Cliff Lee’s Trade Value
by Jon Shields ~ June 14th, 2010 at 9:34 am
GM Jack Zduriencik has to be close to raising the white flag. The Mariners sit 11 games back and do not look like a team that can Colorado Rockies their way back into the playoff picture. They look a lot more like a team that will be competing for the first overall pick of next June’s draft. Soon it will be time for Zduriencik to start auctioning off what he can in an attempt to bring in some reinforcements for next year and beyond. He doesn’t have a lot to work with, but one of his few trade chips is a pretty big one in ace Cliff Lee.
What is Lee’s trade value? Today’s article from Yahoo’s Jeff Passan says just about everything I originally had in this post in far fewer words, so I defer to him:
It’s that time of year, and the only thing holding back …
1. Cliff Lee from extracting a king’s ransom is the plethora of other pitchers available at this deadline derby. None is quite like Lee, of course, and those in his neighborhood make more than his $9 million salary. In other words, he is the perfect mercenary: cheap (relatively), attached to two draft picks (for sure), playoff proven (check out last year) and unfazed by anything (remember this?) .
and
“I don’t care how much [GM Jack Zduriencik] likes draft picks,” one executive said this week. “They cost money to sign, and he can get established players through a trade.”
At least two top-level prospects, the executive suggested, along with a couple more low-level dreamers.
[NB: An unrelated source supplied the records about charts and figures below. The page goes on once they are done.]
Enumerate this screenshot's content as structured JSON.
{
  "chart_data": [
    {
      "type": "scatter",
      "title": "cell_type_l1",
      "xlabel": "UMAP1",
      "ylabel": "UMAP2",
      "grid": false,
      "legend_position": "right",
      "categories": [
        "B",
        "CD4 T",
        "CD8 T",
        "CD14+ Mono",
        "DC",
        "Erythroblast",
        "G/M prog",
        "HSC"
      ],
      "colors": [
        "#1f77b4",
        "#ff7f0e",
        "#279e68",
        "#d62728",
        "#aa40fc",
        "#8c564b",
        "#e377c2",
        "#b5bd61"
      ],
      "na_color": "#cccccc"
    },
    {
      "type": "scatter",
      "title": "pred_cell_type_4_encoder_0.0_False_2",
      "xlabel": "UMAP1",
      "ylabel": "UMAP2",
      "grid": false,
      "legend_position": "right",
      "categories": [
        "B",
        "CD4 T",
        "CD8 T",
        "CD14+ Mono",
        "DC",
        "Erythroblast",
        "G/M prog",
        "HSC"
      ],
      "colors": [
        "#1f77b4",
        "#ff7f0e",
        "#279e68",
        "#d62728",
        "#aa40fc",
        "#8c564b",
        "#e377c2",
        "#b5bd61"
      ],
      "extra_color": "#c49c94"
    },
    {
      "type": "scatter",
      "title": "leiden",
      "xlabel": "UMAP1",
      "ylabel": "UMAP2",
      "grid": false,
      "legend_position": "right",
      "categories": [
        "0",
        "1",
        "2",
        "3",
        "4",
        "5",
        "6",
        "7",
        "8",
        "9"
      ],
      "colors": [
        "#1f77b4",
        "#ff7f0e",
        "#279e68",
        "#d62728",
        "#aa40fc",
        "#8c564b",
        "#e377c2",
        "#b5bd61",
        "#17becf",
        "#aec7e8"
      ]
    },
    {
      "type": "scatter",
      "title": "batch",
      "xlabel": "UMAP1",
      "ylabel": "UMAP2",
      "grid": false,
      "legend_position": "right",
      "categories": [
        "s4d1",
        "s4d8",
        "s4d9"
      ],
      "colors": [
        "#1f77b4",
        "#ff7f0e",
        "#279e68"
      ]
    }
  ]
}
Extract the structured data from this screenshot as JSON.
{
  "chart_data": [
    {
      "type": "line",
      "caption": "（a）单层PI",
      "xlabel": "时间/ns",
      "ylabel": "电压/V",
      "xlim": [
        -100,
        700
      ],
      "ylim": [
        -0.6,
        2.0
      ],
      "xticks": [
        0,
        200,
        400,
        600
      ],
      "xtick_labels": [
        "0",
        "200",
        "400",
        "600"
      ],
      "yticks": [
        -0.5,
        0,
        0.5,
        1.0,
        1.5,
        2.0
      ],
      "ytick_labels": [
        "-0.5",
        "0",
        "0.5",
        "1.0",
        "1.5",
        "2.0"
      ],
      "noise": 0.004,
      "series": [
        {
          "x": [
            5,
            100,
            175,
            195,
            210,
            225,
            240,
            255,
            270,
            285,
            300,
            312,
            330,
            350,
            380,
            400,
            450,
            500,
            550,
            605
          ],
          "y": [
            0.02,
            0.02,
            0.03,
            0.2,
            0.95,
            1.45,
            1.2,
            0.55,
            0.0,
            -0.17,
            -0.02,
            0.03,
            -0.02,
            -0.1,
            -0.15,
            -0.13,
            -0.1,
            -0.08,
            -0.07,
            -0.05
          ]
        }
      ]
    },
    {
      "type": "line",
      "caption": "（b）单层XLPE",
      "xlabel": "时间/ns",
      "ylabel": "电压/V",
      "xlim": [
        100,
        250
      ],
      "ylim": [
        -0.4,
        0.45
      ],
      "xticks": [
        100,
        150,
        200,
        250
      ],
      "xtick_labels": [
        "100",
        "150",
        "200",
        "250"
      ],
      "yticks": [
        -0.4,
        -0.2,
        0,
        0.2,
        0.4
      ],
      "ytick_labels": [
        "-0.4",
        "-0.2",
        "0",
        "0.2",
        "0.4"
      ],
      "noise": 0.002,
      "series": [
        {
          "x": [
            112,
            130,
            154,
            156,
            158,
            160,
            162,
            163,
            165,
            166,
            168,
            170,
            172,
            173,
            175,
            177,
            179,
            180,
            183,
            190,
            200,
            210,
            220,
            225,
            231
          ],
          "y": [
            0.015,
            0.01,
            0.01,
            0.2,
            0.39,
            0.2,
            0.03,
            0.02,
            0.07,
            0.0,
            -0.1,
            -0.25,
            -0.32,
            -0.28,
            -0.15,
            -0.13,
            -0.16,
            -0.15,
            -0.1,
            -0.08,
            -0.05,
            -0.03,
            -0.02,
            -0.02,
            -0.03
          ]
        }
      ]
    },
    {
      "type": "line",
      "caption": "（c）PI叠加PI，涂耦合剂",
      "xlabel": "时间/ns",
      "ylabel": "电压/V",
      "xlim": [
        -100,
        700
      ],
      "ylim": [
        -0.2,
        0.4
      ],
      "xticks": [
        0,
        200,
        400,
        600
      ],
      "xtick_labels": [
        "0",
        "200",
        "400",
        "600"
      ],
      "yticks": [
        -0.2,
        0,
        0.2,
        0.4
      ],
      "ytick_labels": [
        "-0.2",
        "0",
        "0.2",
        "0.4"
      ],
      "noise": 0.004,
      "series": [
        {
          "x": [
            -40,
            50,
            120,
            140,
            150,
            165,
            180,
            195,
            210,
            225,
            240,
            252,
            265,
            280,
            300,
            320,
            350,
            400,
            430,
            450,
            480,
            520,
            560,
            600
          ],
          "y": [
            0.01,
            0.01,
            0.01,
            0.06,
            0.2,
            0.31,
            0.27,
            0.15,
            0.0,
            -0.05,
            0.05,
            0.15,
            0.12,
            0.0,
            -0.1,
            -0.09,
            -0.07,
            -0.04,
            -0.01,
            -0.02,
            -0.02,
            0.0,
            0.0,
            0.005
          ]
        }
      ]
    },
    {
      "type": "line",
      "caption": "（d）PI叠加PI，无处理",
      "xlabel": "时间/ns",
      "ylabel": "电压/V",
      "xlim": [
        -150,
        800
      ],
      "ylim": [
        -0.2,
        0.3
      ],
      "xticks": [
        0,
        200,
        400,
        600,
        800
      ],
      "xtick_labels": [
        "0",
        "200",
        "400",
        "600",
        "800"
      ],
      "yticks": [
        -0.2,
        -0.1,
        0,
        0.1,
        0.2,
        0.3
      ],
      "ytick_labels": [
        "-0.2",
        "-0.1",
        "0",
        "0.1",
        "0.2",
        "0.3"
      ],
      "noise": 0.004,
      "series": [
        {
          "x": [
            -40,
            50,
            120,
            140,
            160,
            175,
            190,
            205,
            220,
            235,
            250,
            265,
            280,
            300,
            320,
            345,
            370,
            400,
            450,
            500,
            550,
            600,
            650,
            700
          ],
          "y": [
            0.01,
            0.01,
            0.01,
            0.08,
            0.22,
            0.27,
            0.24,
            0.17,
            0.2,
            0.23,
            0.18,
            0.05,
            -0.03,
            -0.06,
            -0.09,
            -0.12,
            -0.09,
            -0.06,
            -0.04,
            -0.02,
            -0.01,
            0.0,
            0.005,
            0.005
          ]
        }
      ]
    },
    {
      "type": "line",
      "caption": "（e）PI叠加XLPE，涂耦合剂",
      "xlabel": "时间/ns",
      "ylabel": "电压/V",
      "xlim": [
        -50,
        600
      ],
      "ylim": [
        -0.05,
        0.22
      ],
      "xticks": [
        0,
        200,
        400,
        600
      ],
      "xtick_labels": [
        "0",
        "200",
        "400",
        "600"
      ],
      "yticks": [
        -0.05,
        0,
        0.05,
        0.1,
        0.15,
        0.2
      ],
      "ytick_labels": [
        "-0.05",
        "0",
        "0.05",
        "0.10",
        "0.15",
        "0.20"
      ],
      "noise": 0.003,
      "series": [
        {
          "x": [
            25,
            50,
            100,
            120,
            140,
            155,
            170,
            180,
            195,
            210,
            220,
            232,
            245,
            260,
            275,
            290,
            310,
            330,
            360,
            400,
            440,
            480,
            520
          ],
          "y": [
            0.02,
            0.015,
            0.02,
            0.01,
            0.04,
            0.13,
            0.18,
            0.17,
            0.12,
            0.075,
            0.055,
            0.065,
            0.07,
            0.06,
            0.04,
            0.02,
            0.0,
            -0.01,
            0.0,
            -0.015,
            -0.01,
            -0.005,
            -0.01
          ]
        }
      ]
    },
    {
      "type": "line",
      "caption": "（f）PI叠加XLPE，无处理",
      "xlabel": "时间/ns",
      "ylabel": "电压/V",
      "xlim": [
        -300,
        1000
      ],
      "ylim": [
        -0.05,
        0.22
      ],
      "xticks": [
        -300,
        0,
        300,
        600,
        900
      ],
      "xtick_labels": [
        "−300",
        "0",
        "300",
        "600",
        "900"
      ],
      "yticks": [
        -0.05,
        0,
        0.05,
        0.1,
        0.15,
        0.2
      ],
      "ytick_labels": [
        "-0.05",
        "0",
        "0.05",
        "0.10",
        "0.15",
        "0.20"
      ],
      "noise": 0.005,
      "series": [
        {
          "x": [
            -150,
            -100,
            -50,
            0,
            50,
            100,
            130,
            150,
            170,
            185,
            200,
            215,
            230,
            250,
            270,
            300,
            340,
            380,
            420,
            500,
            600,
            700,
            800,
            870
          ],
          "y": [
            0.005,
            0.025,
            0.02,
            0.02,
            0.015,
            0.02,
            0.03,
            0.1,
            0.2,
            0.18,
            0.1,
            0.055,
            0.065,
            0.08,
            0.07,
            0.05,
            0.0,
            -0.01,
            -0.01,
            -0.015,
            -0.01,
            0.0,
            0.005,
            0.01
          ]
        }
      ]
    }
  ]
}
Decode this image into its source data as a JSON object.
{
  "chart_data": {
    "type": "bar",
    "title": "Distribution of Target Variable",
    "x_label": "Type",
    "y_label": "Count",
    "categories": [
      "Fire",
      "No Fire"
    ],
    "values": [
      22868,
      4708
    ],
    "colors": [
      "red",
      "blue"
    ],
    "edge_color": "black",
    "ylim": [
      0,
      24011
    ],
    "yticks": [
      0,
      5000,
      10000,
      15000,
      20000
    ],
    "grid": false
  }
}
The other day I wrote about a scenario in which the draft picks made sense, but concluded that a trade for near-MLB ready impact prospects would be much better and, while the market hasn’t revealed the buyers just yet, should be there. The executive’s assessment of what Seattle could get is about in line what I was planning to write here, although a little stronger. I was going to suggest one near-MLB ready blue chipper (say, an MLB top 50 prospect), another near-MLB “B” prospect (Mariner equivalent might be Matt Tuiasosopo or Ezequiel Carrera; Michael Saunders if you’re lucky), and two or three toolsy A-ballers that may or not make it (think Joherymn Chavez, acquired in the Brandon Morrow trade).
For discussion:
1.) As a Mariner fan, would you rather see Seattle go on a run and stay relatively close to the division lead in order to keep the ballgames interesting (despite playoff odds hovering under 1%), or would you rather see the team continue to sink so that there is no hesitation in trading a guy like Lee or David Aardsma and to ensure a better first round draft pick for next year?
2.) Open rosterbation thread. Let’s hear more of you (well thought out) Cliff Lee offers.